By Alasdair Lumsden on 23 Mar 2010
We use Solaris Zones, with each zone stored on its own zpool. The ZPool is stored on a SAN, and accessed via iSCSI. We’ve been doing this since Solaris 10 update 6, and Solaris 10 update 8 introduced an interesting issue we’ve run into.
When we asked a S10u8 box to reboot, it sat there for 10 minutes shutting down. Why? Because it was trying to stop the iSCSI initiator whilst there were live iSCSI filesystems in use. Duh! Stupid Solaris.
So I compared the iSCSI manifest from S10u7 to S10u8 and they’ve changed it in a few places. It used to depend on svc:/network/physical and svc:/system/metainit, and now it depends on svc:/network/service and svc:/network/loopback. However the biggest change was the timeout value, it was upped from 5 seconds to 600 seconds. Yes, 10 minutes.
So this highlighted an interesting problem – when rebooting boxes previously, Solaris would always try to stop the iSCSI initiator with live filesystems on it, and give up after 5 seconds and the box would come down.

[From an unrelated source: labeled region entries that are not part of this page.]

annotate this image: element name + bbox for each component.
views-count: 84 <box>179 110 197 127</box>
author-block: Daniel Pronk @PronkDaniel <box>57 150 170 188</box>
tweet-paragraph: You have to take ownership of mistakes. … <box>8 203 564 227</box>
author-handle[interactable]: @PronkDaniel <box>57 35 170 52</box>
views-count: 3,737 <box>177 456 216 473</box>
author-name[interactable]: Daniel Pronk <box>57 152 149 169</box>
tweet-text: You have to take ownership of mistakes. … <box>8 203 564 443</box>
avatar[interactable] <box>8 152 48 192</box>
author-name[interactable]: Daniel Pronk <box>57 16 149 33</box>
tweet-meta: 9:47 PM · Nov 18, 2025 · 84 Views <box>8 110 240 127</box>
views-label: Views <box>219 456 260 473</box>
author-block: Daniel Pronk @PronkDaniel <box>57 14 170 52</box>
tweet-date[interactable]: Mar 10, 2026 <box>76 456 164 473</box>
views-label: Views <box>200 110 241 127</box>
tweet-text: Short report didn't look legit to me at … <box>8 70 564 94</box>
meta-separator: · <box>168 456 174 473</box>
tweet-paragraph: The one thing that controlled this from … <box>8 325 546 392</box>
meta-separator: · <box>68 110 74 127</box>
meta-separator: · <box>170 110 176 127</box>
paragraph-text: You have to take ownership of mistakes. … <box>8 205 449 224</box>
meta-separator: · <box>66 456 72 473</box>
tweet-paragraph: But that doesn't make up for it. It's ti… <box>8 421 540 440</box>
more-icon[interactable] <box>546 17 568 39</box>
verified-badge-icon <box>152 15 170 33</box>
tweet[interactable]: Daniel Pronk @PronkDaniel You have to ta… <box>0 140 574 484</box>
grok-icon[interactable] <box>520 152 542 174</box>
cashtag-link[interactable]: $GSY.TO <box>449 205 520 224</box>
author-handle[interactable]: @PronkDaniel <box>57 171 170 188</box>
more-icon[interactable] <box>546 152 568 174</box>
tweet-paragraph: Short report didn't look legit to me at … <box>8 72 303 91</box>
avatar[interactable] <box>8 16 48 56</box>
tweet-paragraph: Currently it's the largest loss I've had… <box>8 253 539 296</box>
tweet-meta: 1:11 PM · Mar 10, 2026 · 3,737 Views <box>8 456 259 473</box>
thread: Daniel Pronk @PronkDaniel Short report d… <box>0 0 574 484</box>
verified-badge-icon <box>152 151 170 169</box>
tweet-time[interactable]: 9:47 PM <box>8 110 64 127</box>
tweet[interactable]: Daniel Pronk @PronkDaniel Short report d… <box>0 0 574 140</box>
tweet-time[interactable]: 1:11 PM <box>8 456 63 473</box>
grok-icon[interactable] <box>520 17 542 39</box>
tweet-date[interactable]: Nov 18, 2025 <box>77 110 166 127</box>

Rather than hack the timeout value back to 5 seconds, I decided to investigate and see if I could add a dependency to fix this properly. I decided to make the svc:filesystem/local service depend on the iSCSI initiator service. The theory here was that filesystem/local mounts and unmounts the ZFS filesystems, so if it depends on the initiator, the initiator won’t be stopped before it unmounts the ZFS filesystems.
Unfortunately this didn’t work. Somewhere in the enormous SMF dependency tree, I ended up with a cycle, and upon boot services wouldn’t come up. At this point, I gave up and set the timeout back to 5 seconds.
If I can find the time, I’ll try and reproduce this issue on OpenSolaris, then file it on defects.opensolaris.org. After it’s been accepted, I’ll escalate it against our Solaris 10 premium support contract, and see if Sun will actually fix something for us.